Questo post è dedicato alla creazione di Sitemap XML utilizzando Visual Seo Studio. In questo, come in altri casi, si rimanda sempre e comunque alle indicazioni ufficiali presenti sul sito di Visual Seo. Qui di seguito troverai consigli ed indicazioni utili basati sull’utilizzo diretto del software ed anche su alcuni test.

Inoltre, va sempre ricordate che lo spider deve essere in grado di raggiungere tutti i contenuti di nostro interesse in modo semplice e rapido ed anche senza l’utilizzo delle Sitemap XML che dovremmo considerare come un supporto aggiuntivo ai fini dell’indicizzazione e non come il fattore chiave senza il quale l’indicizzazione viene meno.

Strumenti SEO per creare Sitemap XML

In molti utilizzano strumenti per la creazione di sitemap XML ed anche HTML disponibili online.
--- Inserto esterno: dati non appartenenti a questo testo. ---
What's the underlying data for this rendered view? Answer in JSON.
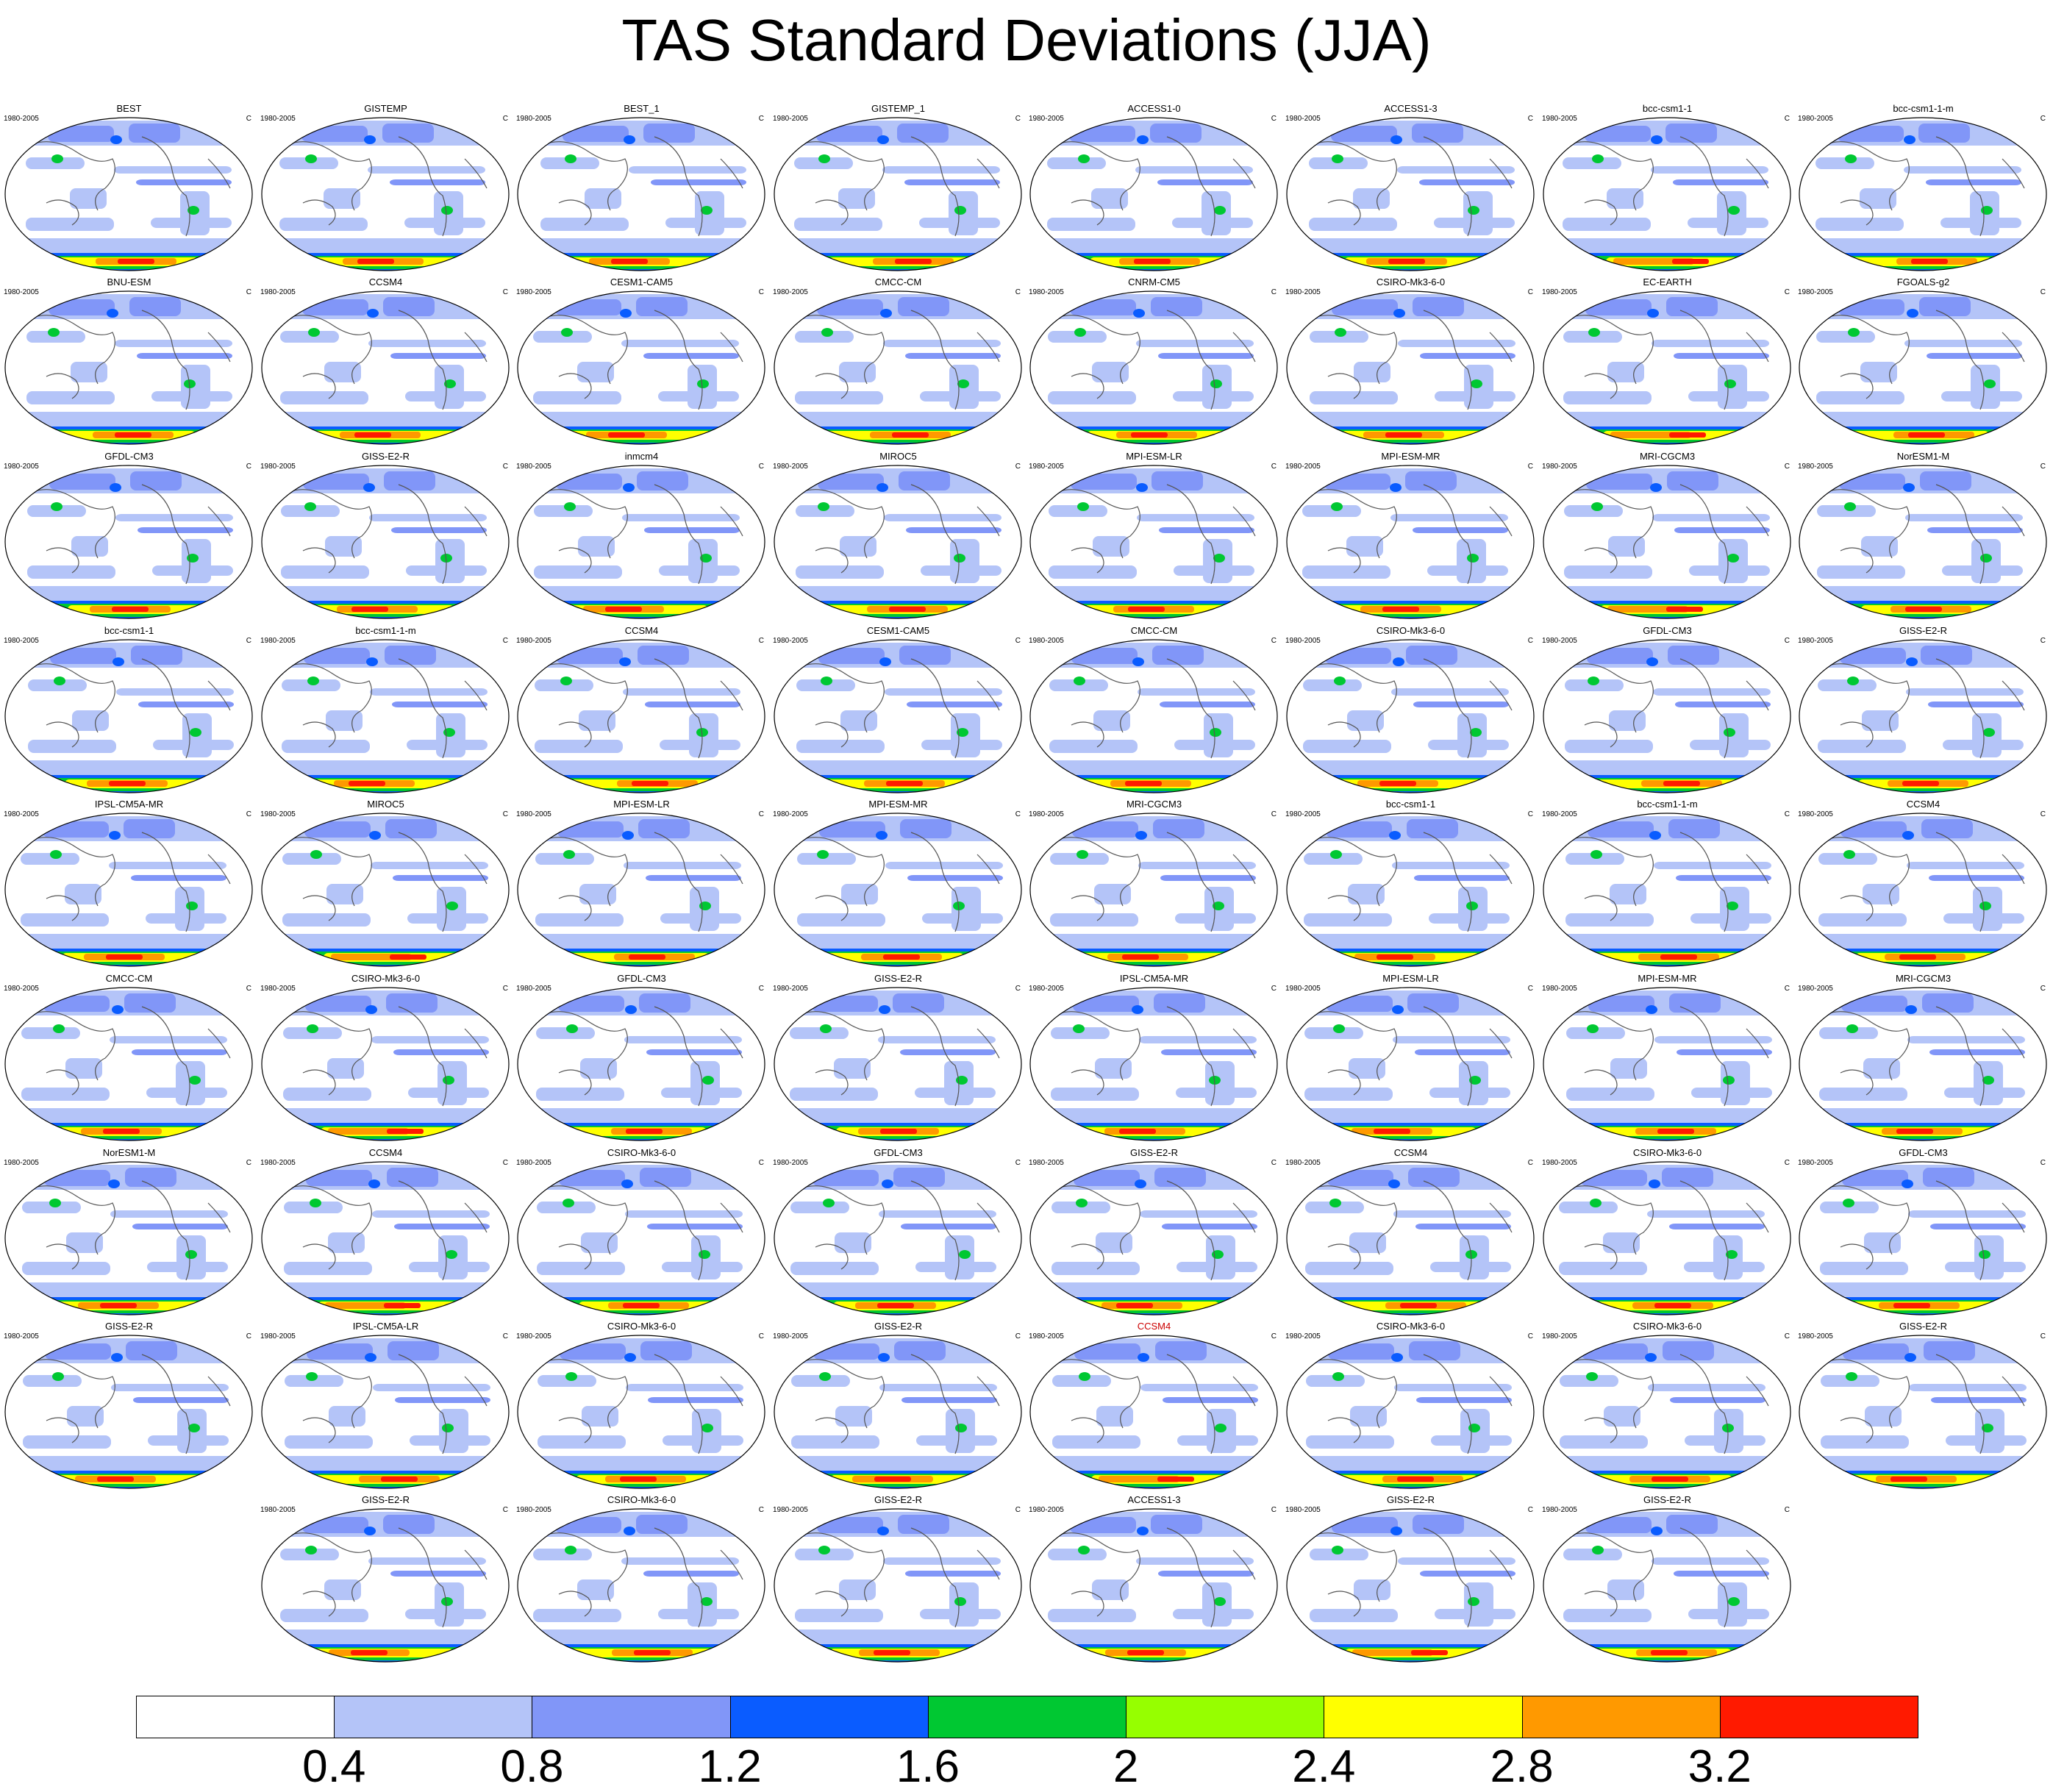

Io consiglio di utilizzare questo software poiché, una volta terminata la scansione del sito, è possibile selezionare le pagine da integrare o meno nella mappa. Infatti, non tutte le pagine dovranno essere presentate a Google e questa gestione più autonoma risulta molto più professionale.

Consiglio di verificare che la mappa sia creata a partire da una scansione recente. Per questa ragione l’ideale sarebbe eseguirne una subito prima di passare al resto. L’immagine a seguire rappresenta la schermata disponibile nel software.

Schermata Visual SEO Studio per la creazione di Sitemap XML

Come controllare Sitemap XML in VIsual Seo Studio

Ho selezionato tre sezioni che reputo maggiormente importanti:

  • in alto a sinistra è presente espandi/collassa tutto. In questo modo sarà possibile conoscere l’architettura del sito per poter poi decidere che file inserire nella mappa o meno. Questa fase consente anche di individuare errori eventualmente commessi in fase di realizzazione del progetto. Potremmo, ad esempio, individuare pagine e file con contenuto da non pubblicare più o realizzate solo a scopo di test. Oppure, potremmo notare che alcune pagine non sono presenti nella lista poiché non collegate al resto del sito (pagine orfane). In questi come in altri casi, non va scartato un intervento tecnico vero e proprio da mettere in programma prima della pubblicazione e dell’invio della mappa stessa.
  • Sulla destra possiamo poi definire il grado di priorità delle pagine in funzione del livello (Home, primo livello, secondo livello). A mio modesto avviso, questa sezione meriterebbe un intervento per due motivi:
    • non è detto che il livello di una pagina determini il grado di priorità dei suoi contenuti. Questo aspetto è molto importante nel momento in cui si considera un e-commerce molto strutturato con categorie di peso commerciale differente oltre che aggiornamento dei prodotti disponibili.
    • in base a quanto mostrato, ci si ferma al secondo livello e non è indicato nulla ad altri sottolivelli eventualmente presenti. Questo aspetto rappresenta un punto di debolezza del sistema ma considerato che il progetto è in fase di sviluppo, il problema è minimo.
  • In basso a sinistra è presente il bottone per poter esportare la mappa sul proprio PC. Di default, il file esportato si chiamerà sitemap.xml

A semplificare ulteriormente la vita, arrivano le due opzioni presenti in alto a destra (già selezionate). Grazie ad esse, la mappa è creata utilizzando il percorso Canonical, se presente, ed omettendo Url canonici. In questo modo, gli Url presentati a Google fanno riferimento a contenuto non duplicato (a patto che sul sito, a livello Seo, non siano stati commessi errori).